Medo

Todos sentimos isto, em maior ou menor escala. Todos ouvimos, lemos e assistimos a notícias que nos alimentam os pensamentos negativos, a ansiedade, a sensação de insegurança, a sensação que a calma que faz ali fora, ali nas montanhas, é uma calma fria e matreira. Às vezes somos capazes de deixar passar o abalamento, de deixar andar porque foi longe, porque é um assunto pontual. Mas depois deixa de ser pontual. Depois deixa de ser um caso particular, em lugares onde não conhecemos ninguém. Passa a ser connosco também. Começamos a sentir o aproximar nos calcanhares, bem devagar e rasteiro. Começamos a ter um medo que parece ser real.

Li há pouco esta notícia, onde dão um destaque gigante a uma pequena referência. É o sensacionalismo deste jornalismo fácil que trespassou as revistas cor de rosa e o Correio da Manhã. Almas frágeis, depois da leitura da tal notícia, ficam a acreditar profundamente que o próximo ataque terrorista será na Península Ibérica. Mas, na realidade, eu, que fui ler o tal relatório, vi que apenas é feita a referência de ameaças a esta península, no mesmo patamar que outros cinco países europeus. 
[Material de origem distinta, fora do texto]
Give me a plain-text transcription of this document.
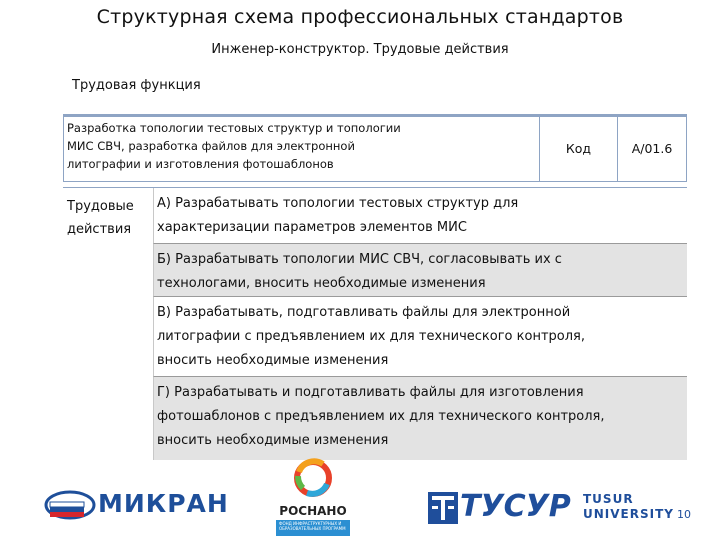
Структурная схема профессиональных стандартов
Инженер-конструктор. Трудовые действия
Трудовая функция
Разработка топологии тестовых структур и топологии
МИС СВЧ, разработка файлов для электронной
литографии и изготовления фотошаблонов
Код	A/01.6
Трудовые
действия
А) Разрабатывать топологии тестовых структур для
характеризации параметров элементов МИС
Б) Разрабатывать топологии МИС СВЧ, согласовывать их с
технологами, вносить необходимые изменения
В) Разрабатывать, подготавливать файлы для электронной
литографии с предъявлением их для технического контроля,
вносить необходимые изменения
Г) Разрабатывать и подготавливать файлы для изготовления
фотошаблонов с предъявлением их для технического контроля,
вносить необходимые изменения
МИКРАН	РОСНАНО
ФОНД ИНФРАСТРУКТУРНЫХ И ОБРАЗОВАТЕЛЬНЫХ ПРОГРАММ
ТУСУР TUSUR
UNIVERSITY 10
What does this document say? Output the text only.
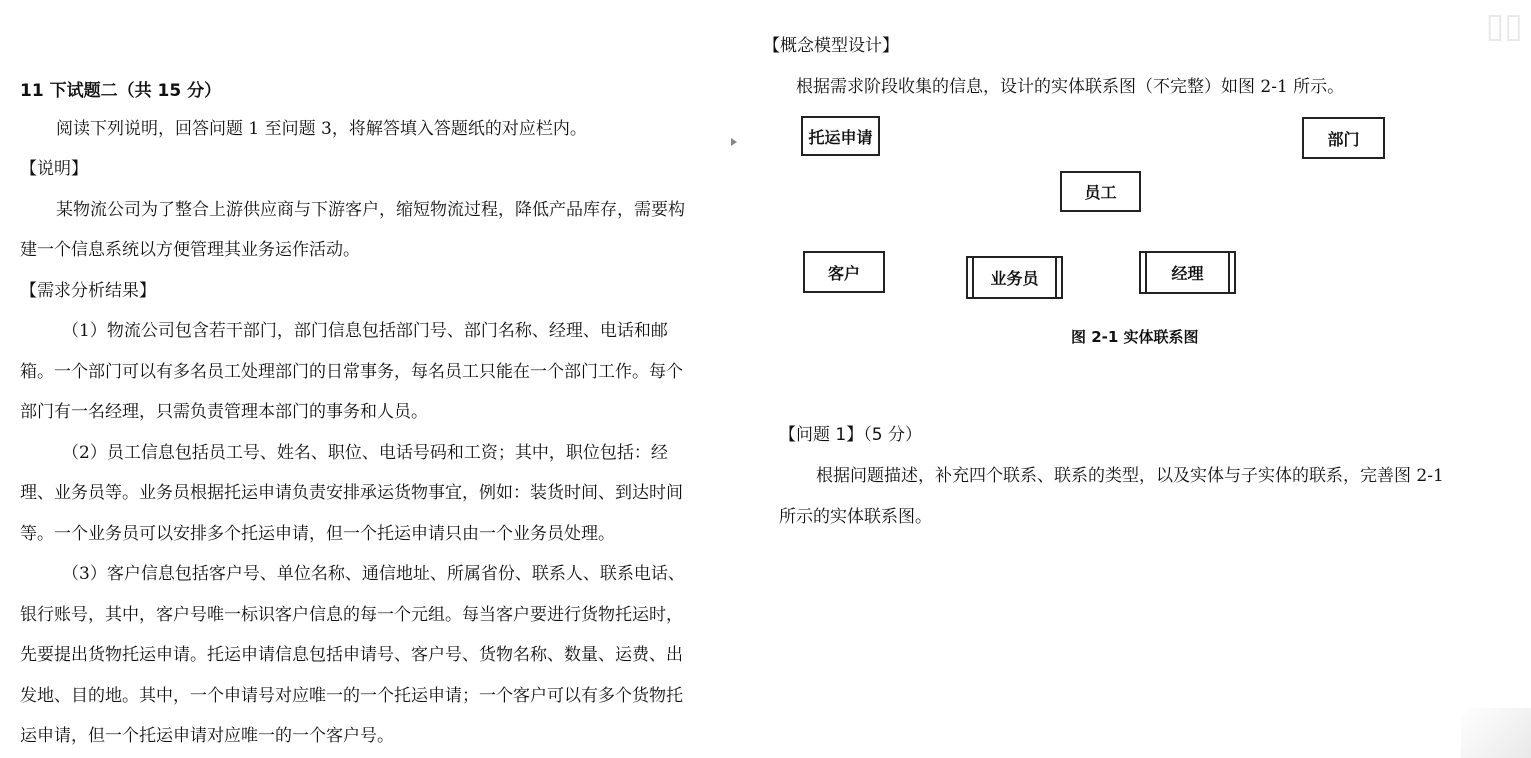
11 下试题二（共 15 分）
阅读下列说明，回答问题 1 至问题 3，将解答填入答题纸的对应栏内。
【说明】
某物流公司为了整合上游供应商与下游客户，缩短物流过程，降低产品库存，需要构
建一个信息系统以方便管理其业务运作活动。
【需求分析结果】
（1）物流公司包含若干部门，部门信息包括部门号、部门名称、经理、电话和邮
箱。一个部门可以有多名员工处理部门的日常事务，每名员工只能在一个部门工作。每个
部门有一名经理，只需负责管理本部门的事务和人员。
（2）员工信息包括员工号、姓名、职位、电话号码和工资；其中，职位包括：经
理、业务员等。业务员根据托运申请负责安排承运货物事宜，例如：装货时间、到达时间
等。一个业务员可以安排多个托运申请，但一个托运申请只由一个业务员处理。
（3）客户信息包括客户号、单位名称、通信地址、所属省份、联系人、联系电话、
银行账号，其中，客户号唯一标识客户信息的每一个元组。每当客户要进行货物托运时，
先要提出货物托运申请。托运申请信息包括申请号、客户号、货物名称、数量、运费、出
发地、目的地。其中，一个申请号对应唯一的一个托运申请；一个客户可以有多个货物托
运申请，但一个托运申请对应唯一的一个客户号。
【概念模型设计】
根据需求阶段收集的信息，设计的实体联系图（不完整）如图 2-1 所示。
托运申请	部门
员工
客户	业务员	经理
图 2-1 实体联系图
【问题 1】（5 分）
根据问题描述，补充四个联系、联系的类型，以及实体与子实体的联系，完善图 2-1
所示的实体联系图。
▯▯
É assim que as notícias amedrontam. É nestas vezes que não deixamos passar em branco, pela proximidade. Mas também é assim que se sente a necessidade absurda de fazer do jornalismo um negócio e não informação. Ponderada, detalhada e fidedigna. É assim que não gostamos deste mundo e que queremos mandar parar tudo e desistir do jogo. Já não tem graça. Não tem graça jogar com batota.

Em fevereiro surpreendi-me com as armas que os polícias carregavam na estação de comboios de Munique. Depois habituei-me. Há-os por toda a Europa e, confiando neles, só nos sentimos mais seguros. Na última vez que dormi no aeroporto de Munique, dei por mim, pela primeira vez, com algum receio. É um aeroporto central, muito importante e cheio de gente, durante a noite e a qualquer hora do dia. Aquele receio que falava, chegou-me aos calcanhares nesse dia. Menosprezei. Não voltei a lembrar-me de tal coisa. Mas depois houve mais ataques, tantos em tão pouco tempo. E em alguns dias voltarei a dormir em Munique, no aeroporto,voarei para Espanha, depois para Portugal e chegarei a casa de comboio. São muitos lugares com muita gente e os meus calcanhares não sentem nada, mas fica a ideia. Aquela ideia que vou apagar até lá. Mas é essa mesma ideia que nos faz olhar de forma desconfiada para o nosso vizinho porque ele é preto, branco ou amarelo. Eu vou esquecer porque olhar para o vizinho por essa razão, não faz sentido. Porque uma vez ia num passeio largo e, ainda hoje, não sei que raio de instinto me salvou de um atropelamento parvo. Porque é isso, simplesmente isso. Não há certezas de nada. E isso também é muito bom.

[Já tinha este post escrito quando, em Bruxelas, um estudantes, que fazia testes de radiação, foi identificado como suspeitos porque tinha fios pendurados. O medo torna-nos ridículos.]